Das Kunsthaus bekommt immer wieder Anfragen, ob es «Olivestone» für eine Sonderausstellung ausleihen würde. Zuletzt aus Düsseldorf, wo Beuys seine letzten Lebensjahre verbrachte. Nach reiflicher Überlegung hat man aber entschieden, künftig davon abzusehen. Der Aufwand ist riesig: Zwei Personen sind jeweils während rund acht Wochen dafür tätig: Transport, Aufstellen, Rücktransport, Aufstellen. Und das Risiko einer Beschädigung ist gross.
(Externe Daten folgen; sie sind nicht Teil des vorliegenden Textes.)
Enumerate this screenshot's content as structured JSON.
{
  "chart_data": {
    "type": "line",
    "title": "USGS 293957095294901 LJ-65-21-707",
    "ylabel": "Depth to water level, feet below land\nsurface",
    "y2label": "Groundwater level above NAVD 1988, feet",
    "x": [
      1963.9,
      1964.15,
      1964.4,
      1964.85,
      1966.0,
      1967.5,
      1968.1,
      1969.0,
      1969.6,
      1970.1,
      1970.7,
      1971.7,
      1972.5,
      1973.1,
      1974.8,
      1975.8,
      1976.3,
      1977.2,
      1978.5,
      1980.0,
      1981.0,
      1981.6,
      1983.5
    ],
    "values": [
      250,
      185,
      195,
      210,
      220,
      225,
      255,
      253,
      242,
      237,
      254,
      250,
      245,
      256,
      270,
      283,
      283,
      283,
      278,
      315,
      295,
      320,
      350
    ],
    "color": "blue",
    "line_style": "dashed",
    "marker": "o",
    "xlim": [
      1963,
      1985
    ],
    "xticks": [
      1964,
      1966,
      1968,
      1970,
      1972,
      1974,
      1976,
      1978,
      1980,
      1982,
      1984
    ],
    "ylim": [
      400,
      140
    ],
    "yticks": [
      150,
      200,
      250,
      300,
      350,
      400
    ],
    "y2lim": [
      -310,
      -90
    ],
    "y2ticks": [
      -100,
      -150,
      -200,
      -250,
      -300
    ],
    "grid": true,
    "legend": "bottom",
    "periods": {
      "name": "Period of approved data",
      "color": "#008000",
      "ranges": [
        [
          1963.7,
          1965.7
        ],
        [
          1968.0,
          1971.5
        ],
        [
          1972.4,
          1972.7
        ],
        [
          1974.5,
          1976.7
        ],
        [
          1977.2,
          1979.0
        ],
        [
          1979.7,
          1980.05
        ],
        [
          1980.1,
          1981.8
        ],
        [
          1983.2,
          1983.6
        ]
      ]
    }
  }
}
Nun liegt der angenehme Geruch von frisch geschnittenem Gras im Raum. Hanspeter Marty streift mit dem Finger über die matt glänzende Oberfläche des hellsten der fünf Quader und sagt: «Den kann man bald wie Erdnussbutter aufs Brot streichen.» Trotz noch so sorgfältiger Konservierung sei «Olivestone» nicht zu retten. «In etwa tausend Jahren werden hier fünf Schlammhaufen liegen.» Asche zu Asche, Schlamm zu Schlamm.